Sciopero dei medici di base in provincia di Ragusa. Il presidente della I Commissione Affari Istituzionali Ignazio Abbate esprime la massima vicinanza ai professionisti che oggi si fermano per far sentire la propria voce e chiedere una sanità più vicina ai cittadini.
I medici lamentano la mancata applicazione delle norme contrattuali AIR 2025, il mancato coinvolgimento nella medicina generale nell’applicazione DM/77, la mancata attivazione della presa in carico dei pazienti cronici da parte della specialistica, l’assenza di un sistema informatico ASP efficiente che consenta la prescrizione delle ricette e l’esecuzione delle prenotazioni in modo rapido ed efficiente.

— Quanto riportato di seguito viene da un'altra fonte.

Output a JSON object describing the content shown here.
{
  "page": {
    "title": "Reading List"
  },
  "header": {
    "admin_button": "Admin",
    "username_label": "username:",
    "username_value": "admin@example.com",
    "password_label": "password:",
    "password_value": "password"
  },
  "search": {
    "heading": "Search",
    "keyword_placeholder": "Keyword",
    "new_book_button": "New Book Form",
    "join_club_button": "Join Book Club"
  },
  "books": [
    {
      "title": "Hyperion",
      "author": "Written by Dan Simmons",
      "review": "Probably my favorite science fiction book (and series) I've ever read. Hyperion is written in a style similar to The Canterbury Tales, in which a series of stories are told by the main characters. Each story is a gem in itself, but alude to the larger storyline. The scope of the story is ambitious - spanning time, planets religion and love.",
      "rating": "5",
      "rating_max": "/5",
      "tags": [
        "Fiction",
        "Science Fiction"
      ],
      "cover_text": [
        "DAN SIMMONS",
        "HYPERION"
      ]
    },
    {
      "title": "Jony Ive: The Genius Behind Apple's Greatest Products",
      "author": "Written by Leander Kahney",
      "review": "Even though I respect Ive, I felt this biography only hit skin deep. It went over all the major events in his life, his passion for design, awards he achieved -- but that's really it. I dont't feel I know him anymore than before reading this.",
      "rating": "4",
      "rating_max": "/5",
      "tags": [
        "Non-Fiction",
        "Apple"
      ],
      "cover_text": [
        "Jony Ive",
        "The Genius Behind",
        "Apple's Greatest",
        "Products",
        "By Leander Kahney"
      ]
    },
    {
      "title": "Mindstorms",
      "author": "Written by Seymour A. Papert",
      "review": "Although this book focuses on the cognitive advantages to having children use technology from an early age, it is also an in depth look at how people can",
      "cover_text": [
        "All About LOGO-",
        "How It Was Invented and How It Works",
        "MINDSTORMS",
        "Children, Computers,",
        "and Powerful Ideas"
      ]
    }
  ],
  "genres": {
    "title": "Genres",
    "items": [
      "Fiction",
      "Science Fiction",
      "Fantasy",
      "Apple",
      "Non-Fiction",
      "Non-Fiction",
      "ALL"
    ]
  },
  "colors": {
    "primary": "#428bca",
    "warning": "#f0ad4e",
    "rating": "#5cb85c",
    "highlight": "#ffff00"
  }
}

“Ormai è arrivata l’ora che si apra un dibattito serio – commenta il Presidente della I Commissione – sul rapporto dei medici di medicina generale e quelli del territorio e ospedalieri.
Con lo sciopero di oggi è arrivata al culmine l’insofferenza di una categoria di professionisti della salute che ogni giorno sono accanto a tutte le famiglie siciliane per garantire uno standard di salute efficiente. Condivido in pieno la piattaforma rivendicativa che ho ribaltato in toto nella mia richiesta di audizione in commissione sanità presso l’ARS.

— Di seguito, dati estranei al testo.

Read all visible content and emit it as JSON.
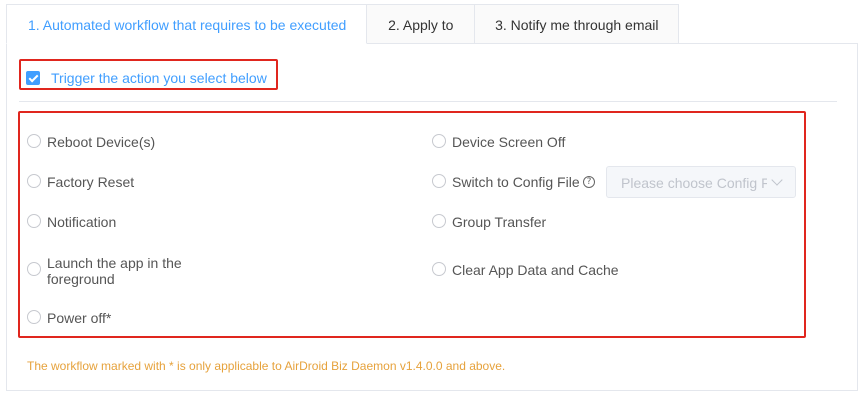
{
  "tabs": [
    {
      "label": "1. Automated workflow that requires to be executed"
    },
    {
      "label": "2. Apply to"
    },
    {
      "label": "3. Notify me through email"
    }
  ],
  "trigger": {
    "label": "Trigger the action you select below",
    "checked": true
  },
  "options": {
    "reboot": "Reboot Device(s)",
    "factory_reset": "Factory Reset",
    "notification": "Notification",
    "launch_app_line1": "Launch the app in the",
    "launch_app_line2": "foreground",
    "power_off": "Power off*",
    "screen_off": "Device Screen Off",
    "switch_config": "Switch to Config File",
    "group_transfer": "Group Transfer",
    "clear_app_data": "Clear App Data and Cache"
  },
  "config_select": {
    "placeholder": "Please choose Config File"
  },
  "footnote": "The workflow marked with * is only applicable to AirDroid Biz Daemon v1.4.0.0 and above.",
  "colors": {
    "accent": "#409eff",
    "highlight_border": "#e0261e",
    "warning": "#e6a23c"
  }
}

Ho sentito personalmente questa mattina il presidente della Commissione, Giuseppe Laccoto, il quale ha condiviso con me la necessità di convocare i vertici dell’Assessorato alla Salute con i rappresentanti regionali e provinciali della provincia di Ragusa delle sigle FIMMG, FMT e SNAMI. In particolare chiederemo al Governo Regionale di farsi promotore verso il Governo Nazionale di apportare le modifiche alle loro norme che incidono negativamente verso la categoria.

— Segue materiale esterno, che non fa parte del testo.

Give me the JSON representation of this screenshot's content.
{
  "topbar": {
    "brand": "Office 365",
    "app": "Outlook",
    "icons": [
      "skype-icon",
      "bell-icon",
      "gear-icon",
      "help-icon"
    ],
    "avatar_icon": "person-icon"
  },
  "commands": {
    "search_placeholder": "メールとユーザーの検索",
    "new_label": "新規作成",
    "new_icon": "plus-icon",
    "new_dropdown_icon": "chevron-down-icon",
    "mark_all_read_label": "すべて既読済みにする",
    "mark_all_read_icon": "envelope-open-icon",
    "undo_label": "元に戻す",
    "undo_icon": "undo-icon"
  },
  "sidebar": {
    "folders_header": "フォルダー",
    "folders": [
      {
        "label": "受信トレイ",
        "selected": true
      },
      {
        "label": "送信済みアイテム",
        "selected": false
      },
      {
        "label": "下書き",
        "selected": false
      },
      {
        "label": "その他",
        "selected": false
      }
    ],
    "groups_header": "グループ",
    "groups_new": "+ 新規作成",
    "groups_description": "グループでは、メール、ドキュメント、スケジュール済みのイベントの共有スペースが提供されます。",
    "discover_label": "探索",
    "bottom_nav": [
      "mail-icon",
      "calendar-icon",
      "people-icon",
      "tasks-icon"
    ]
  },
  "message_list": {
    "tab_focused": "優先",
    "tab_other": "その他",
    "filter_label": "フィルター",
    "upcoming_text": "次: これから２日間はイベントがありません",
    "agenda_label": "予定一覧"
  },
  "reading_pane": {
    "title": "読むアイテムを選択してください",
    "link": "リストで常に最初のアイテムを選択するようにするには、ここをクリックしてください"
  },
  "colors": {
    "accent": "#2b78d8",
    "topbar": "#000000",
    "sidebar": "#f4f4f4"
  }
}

Per quelli di competenza di poter recepire le istanze e intraprendere tutte le iniziative possibili affinchè le aziende sanitarie provinciali possano dare risposta alle legittime rivendicazioni. E’ necessario, in un momento di grande difficoltà nella disponibilità di medici specializzati, ottimizzare al massimo i servizi necessari per aumentare lo standard qualitativo dell’offerta sanitaria che non può non passare per una stretta collaborazione fra i medici di base, del territorio e degli ospedali”.